Law 19/2003, on a New Regime for Capital Transfers, International Economic Transactions and Prevention of Money Laundering came into force on July 4 and its main focus is on tax.
The new law includes an Additional Disposition, (Disposición Adicional segunda - AD 2nd ) to Law 13/1985 establishing the outlines and the tax regime for preference shares (participaciones preferentes - PPs). This is a concept alluded to for the first time in article 7 of Law 13/1985 (as amended by Law 44/2002), that enumerates the different components of the net equity of credit institutions (instituciones de crédito). PPs are one of these components.
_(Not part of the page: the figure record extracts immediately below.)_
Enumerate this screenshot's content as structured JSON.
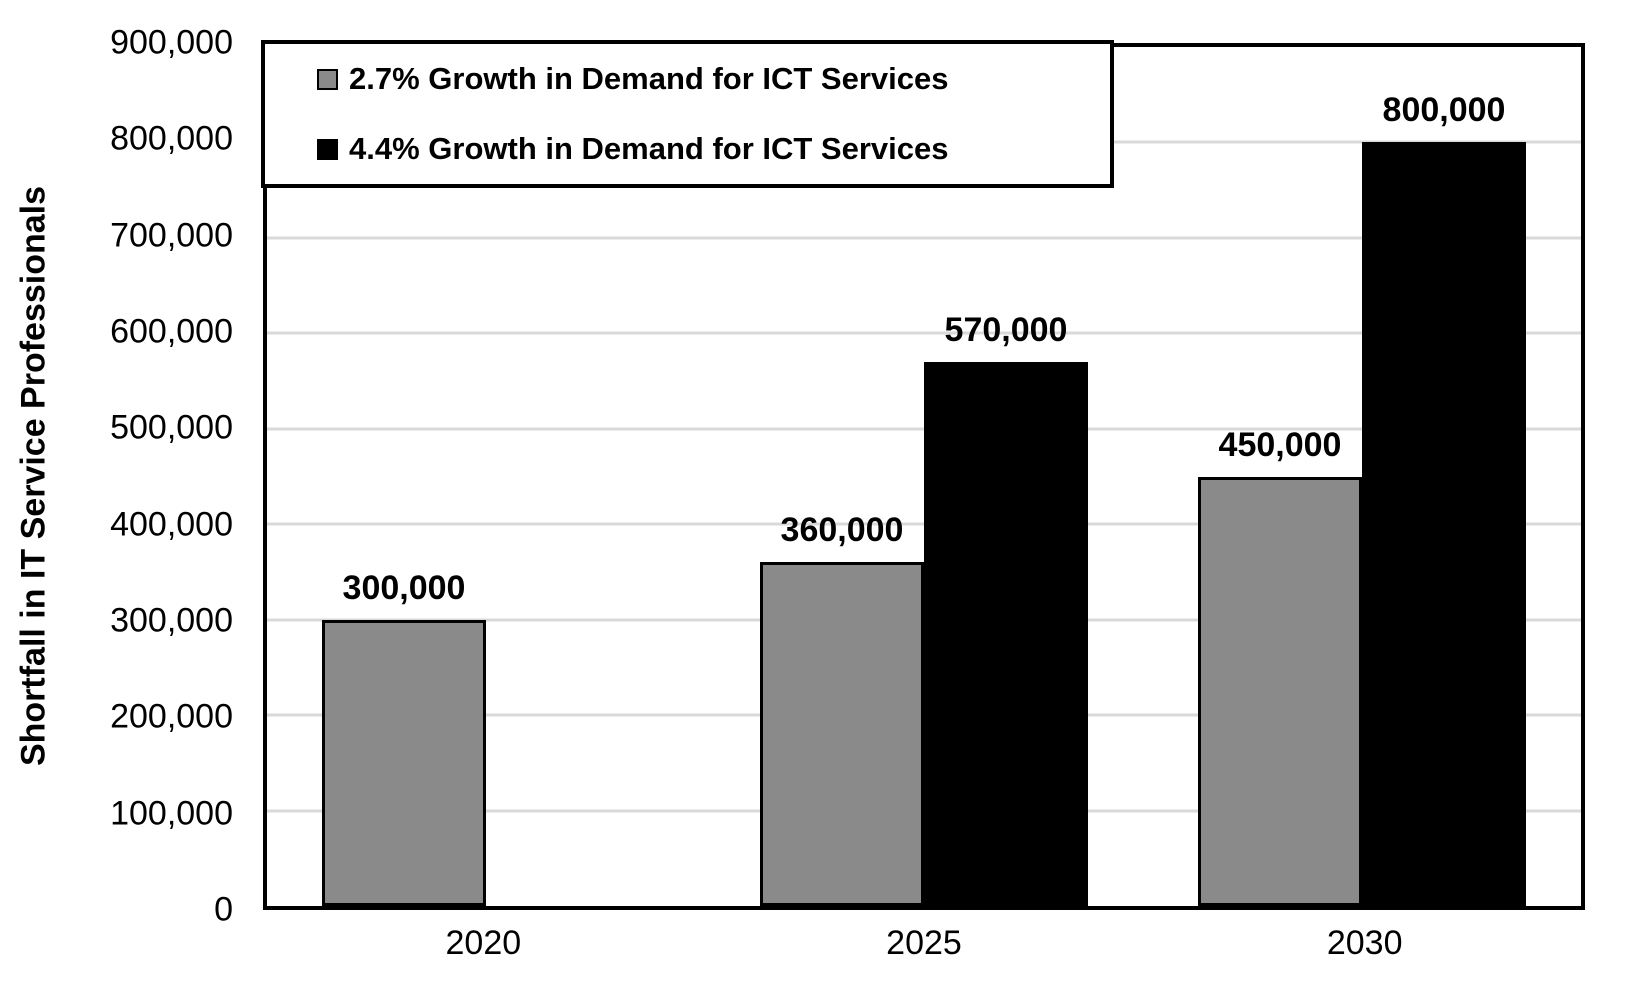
{
  "chart_data": {
    "type": "bar",
    "title": "",
    "ylabel": "Shortfall in IT Service Professionals",
    "xlabel": "",
    "categories": [
      "2020",
      "2025",
      "2030"
    ],
    "series": [
      {
        "name": "2.7% Growth in Demand for ICT Services",
        "color": "#8a8a8a",
        "values": [
          300000,
          360000,
          450000
        ],
        "data_labels": [
          "300,000",
          "360,000",
          "450,000"
        ]
      },
      {
        "name": "4.4% Growth in Demand for ICT Services",
        "color": "#000000",
        "values": [
          null,
          570000,
          800000
        ],
        "data_labels": [
          null,
          "570,000",
          "800,000"
        ]
      }
    ],
    "ylim": [
      0,
      900000
    ],
    "ytick_step": 100000,
    "ytick_labels": [
      "0",
      "100,000",
      "200,000",
      "300,000",
      "400,000",
      "500,000",
      "600,000",
      "700,000",
      "800,000",
      "900,000"
    ],
    "grid": true,
    "gridline_color": "#d9d9d9",
    "legend_position": "top-left",
    "bar_width_pct": 12.48
  }
}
PPs must fulfill the following requirements to be eligible for the tax benefits:
PPs must be issued by a credit institution or by a legal entity, residing either in Spain or in the EU (excepting tax havens), provided that its voting rights fully correspond, either directly or indirectly, to a credit institution controlling a group or subgroup of credit institutions and whose exclusive corporate purpose and activity would be to issue PPs. The group or subgroup of credit institutions must be capable of providing consolidated accounts.
When the debt is issued by an affiliate, the financial resources obtained must be deposited in the controlling credit institution or in another company belonging to its group, and the deposit can only be used, once the issue and administration expenses have been deducted, for the compensation of losses or for the general restructuring of the controlloing entity or of its consolidated group, once all the reserves have been consumed and the outstanding capital has been reduced to zero.
PPs are entitled to the perception of a pre-established remuneration of a non-cumulative kind, which will always be dependent on the existence of distributable profits in the controlling entity or in the consolidated group or subgroup.
No voting rights are allocated to PPs unless this has been established as a exception.
PPs do not grant preferential subscription rights in regards to new issues. They are in principle perpetual, but may be amortized after five years with authorization from the Bank of Spain.
PPs will be quoted in official secondary markets, will not exceed 30% of net equity of the relevant issuer´s group and in the case of winding up or of other similar cases in which a specific order of priority of credit recovering is established by the law, the position of PPs holders will be subordinated to the remaining creditors, even to the subordinated ones and prior to the shareholders or to the quota-participants. PPs will only be entitled to recover nominal value plus accrued remunerations pending payment.
It is also important to point out that the new regime is applicable to other neighbour financing instruments. AD 2nd refers as well in its numbers 5 and 6 to "debt instruments" issued by entities whose sole corporate purpose is precisely the issue of these participations and instruments, and "other debt instruments" issued by Spanish or EU resident entities whose voting rights would fully, directly or indirectly, correspond to listed companies which are not credit institutions. In this last case, there is no need to obtain specific authorization for the advance amortization, in the same manner that the 30% limit does not apply.
The tax regime refers both to the issuer and to the investors. In the case of the issuer, the main features are the following:
- the remuneration agreed will be deductible in the corporate income tax of the issuing entity;
- the operations arising from the issue of PPs will be exempt from the applicable transfer tax; and
- if a deposit has been constituted, the income derived from it is exempt as well.
For Spanish tax resident individual investors, the regime presents aspects like the treatment of the income arising from the PPs, which are taxwise treated as proceeds obtained from the cession to third parties of capital of their own (as any income derived from debt instruments). This treatment will apply even in the case of transfer of PPs (no capital gains tax will be requested). In the particular case of non-residents without permanent establishment, the exemption for the relevant non-resident income tax will be equivalent to that of the public debt.
There are many issues still to be clarified in the legal regime, such as the functioning of the deposit and the strictness that will apply to the social purpose of the vehicle. The position of the holders with regard to the issuer can also create difficulties in relation to other creditors, but no doubt this new opportunity will be thoroughly used by Spanish banks, among others, because it provides a certainty that the reform lacked before.
Furthermore, the range of debt instruments that will be affected by the new tax measures and the information obligations associated to them will require further clarification, which we hope will be available soon, when this new provision is developed through regulations.